DPP PUSHES FOR EARLY RETIREMENT
EMBATTLED Director of Public Prosecutions (DPP), Leaba Thetsane (pictured) (King’s Counsel), has made a proposal to the government for early retirement to avoid a forced leave and a dishonourable exit.
Advocate Thetsane has made the proposal after resisting being placed on involuntary leave pending dismissal earlier this month by the Prime Minister Thomas Thabane-led government.
Sources close to the matter told the Sunday Express that the government was determined to see the back of Advocate Thetsane since he was seen as an obstacle to its ongoing prosecution of people accused of committing serious crimes.
The DPP is mandated with the prosecution of criminal offences.
The government has made no secret of its discontent with Adv Thetsane, with Acting Police Commissioner Holomo Molibeli accusing the DPP of purposely failing to oppose the granting of bail to murder accused former Defence minister Tšeliso Mokhosi earlier this month.
Mr Mokhosi was charged with murdering Police Constable Mokalekale ( PC) Khetheng along with four police officers.
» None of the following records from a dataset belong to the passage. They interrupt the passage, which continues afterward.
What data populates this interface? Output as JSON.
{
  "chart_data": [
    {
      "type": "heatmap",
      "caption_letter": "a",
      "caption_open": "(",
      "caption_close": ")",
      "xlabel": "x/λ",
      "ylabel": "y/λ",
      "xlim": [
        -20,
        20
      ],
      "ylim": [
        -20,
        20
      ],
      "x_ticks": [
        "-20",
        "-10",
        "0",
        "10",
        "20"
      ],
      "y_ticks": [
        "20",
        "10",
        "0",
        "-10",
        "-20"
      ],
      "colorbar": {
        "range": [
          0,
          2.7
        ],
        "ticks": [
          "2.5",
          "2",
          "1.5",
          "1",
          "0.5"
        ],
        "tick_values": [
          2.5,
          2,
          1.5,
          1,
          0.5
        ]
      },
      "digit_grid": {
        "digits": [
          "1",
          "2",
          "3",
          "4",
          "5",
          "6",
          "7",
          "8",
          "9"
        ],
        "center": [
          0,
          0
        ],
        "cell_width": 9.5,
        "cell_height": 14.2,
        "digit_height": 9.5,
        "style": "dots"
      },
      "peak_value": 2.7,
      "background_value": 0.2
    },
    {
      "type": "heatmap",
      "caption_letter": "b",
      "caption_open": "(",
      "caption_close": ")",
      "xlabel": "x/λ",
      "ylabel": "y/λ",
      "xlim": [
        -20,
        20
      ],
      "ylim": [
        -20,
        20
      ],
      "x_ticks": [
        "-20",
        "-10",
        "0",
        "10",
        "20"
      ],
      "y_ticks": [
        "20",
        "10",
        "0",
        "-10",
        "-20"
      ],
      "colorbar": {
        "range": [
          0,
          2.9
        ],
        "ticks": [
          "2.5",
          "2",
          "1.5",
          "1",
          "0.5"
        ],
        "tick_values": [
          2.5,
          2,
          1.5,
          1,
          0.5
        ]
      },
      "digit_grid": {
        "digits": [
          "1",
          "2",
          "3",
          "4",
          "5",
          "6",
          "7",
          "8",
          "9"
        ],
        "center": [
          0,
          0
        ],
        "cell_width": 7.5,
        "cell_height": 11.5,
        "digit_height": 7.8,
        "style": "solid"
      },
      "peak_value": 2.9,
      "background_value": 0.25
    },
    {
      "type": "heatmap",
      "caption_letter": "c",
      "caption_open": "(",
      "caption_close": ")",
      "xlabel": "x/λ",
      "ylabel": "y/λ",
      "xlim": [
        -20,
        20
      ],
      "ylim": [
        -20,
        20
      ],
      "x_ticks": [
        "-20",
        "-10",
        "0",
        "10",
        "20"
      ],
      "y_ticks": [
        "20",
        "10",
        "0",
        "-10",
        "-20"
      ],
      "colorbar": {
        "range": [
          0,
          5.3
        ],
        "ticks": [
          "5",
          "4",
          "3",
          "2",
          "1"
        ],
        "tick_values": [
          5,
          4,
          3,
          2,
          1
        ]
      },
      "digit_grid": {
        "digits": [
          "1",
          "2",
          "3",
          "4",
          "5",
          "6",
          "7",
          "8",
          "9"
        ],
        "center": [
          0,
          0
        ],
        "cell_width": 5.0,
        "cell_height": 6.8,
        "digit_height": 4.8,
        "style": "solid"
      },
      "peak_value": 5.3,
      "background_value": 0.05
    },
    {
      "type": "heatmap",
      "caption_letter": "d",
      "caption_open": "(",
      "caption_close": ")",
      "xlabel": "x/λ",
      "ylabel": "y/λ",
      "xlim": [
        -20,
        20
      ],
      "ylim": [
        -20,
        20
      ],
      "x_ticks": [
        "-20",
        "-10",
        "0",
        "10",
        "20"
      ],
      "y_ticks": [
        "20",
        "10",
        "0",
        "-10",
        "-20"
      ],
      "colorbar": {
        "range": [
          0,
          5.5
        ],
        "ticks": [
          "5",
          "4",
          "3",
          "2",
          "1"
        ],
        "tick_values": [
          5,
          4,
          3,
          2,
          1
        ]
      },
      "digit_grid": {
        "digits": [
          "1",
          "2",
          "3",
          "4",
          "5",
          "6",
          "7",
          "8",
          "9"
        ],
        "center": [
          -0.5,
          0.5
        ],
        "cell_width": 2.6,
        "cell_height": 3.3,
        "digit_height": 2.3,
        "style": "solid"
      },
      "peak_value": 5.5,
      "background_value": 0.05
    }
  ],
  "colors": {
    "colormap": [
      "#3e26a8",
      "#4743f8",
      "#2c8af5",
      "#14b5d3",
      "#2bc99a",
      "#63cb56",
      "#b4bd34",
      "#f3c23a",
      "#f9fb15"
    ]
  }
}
He has since fled the country citing an assassination plot.
Even though Adv Thetsane is scheduled to retire next year upon reaching the 60-year mandatory retirement age, it would be too late for the government which has committed to bring to book perpetrators of unsolved crimes in the preceding years, the sources said.
“So far, it looks like the two par- ties are eager to meet each other half-way but the government really wants him out of the picture as he is seen as an obstacle to government’s mission to prosecute major criminal cases,” another source said.
“Ntate Thetsane has since made a proposal to the government that he be allowed to take leave pending his retirement in 2018 and the ministry is deliberating on the matter.”
Law and Constitutional Affairs Minister Principal Secretary, ‘ Mole Khumalo, confirmed the development to this publication.
“The ministry is considering the proposal made by Ntate Thetsane and will get back to Ntate Thetsane once a decision has been made,” Adv Khumalo curtly said.
Adv Thetsane refused to comment on the matter when contacted last week, saying he does not give interviews to the media.
There has been no love lost between Adv Thetsane and Dr Thabane’s two coalition governments. Dr Thabane’s first tripartite coalition government — which was in power from June 2012 to March 2015 — retired Adv Thetsane and Attorney-General Tšokolo Makhethe (KC) in 2014.
The first coalition government consisted of Dr Thabane’s All Basotho Convention ( ABC), Lesotho Congress for Democracy (LCD) and Basotho National Party (BNP).
Advocates Thetsane and Makhethe successfully challenged the retirement and were reinstated. Adv Makhethe eventually retired in August this year, ahead of reaching the 60-year mandatory retirement age on 13 November.
After losing power following the 28 February 2015 National Assembly elections, the ABC, BNP and Reformed Congress of Lesotho (RCL) accused Adv Thetsane of being biased in favour of the seven-party governing coalition that was led by then premier Pakalitha Mosisili.
The parties accused Adv Thetsane of protecting officials of the Dr Mosisili-led government from prosecution, while going after opposition leaders. The DPP had rubbished the allegations at the time, saying he was not interested in what the parties had to say.
Dr Thabane returned to power after the Dr Mosisili-led administration lost the 3 June 2017 National Assembly elections. Dr Thabane’s ABC cobbled together seats with the Alliance of Democrats, BNP and RCL.
Since its installation, the government has aggressively prosecuted suspects in various crimes, including the killing of PC Khetheng.
PC Khetheng died under mysterious circumstances after being arrested by his colleagues at a traditional feast in Sebothoane, Leribe on 25 March 2016.
Acting Commissioner Molibeli recently accused Adv Thetsane of working at cross purposes with the police.
“. . . it is very frustrating to see that there is somebody who is always ready to release the suspects once they have been brought before the courts of law,” he said.
“There is somebody who is busy releasing suspects at the courts of law after we have laboured to investigate them. Each time we oppose bail citing the concern that the suspects are flight risks, he releases them.”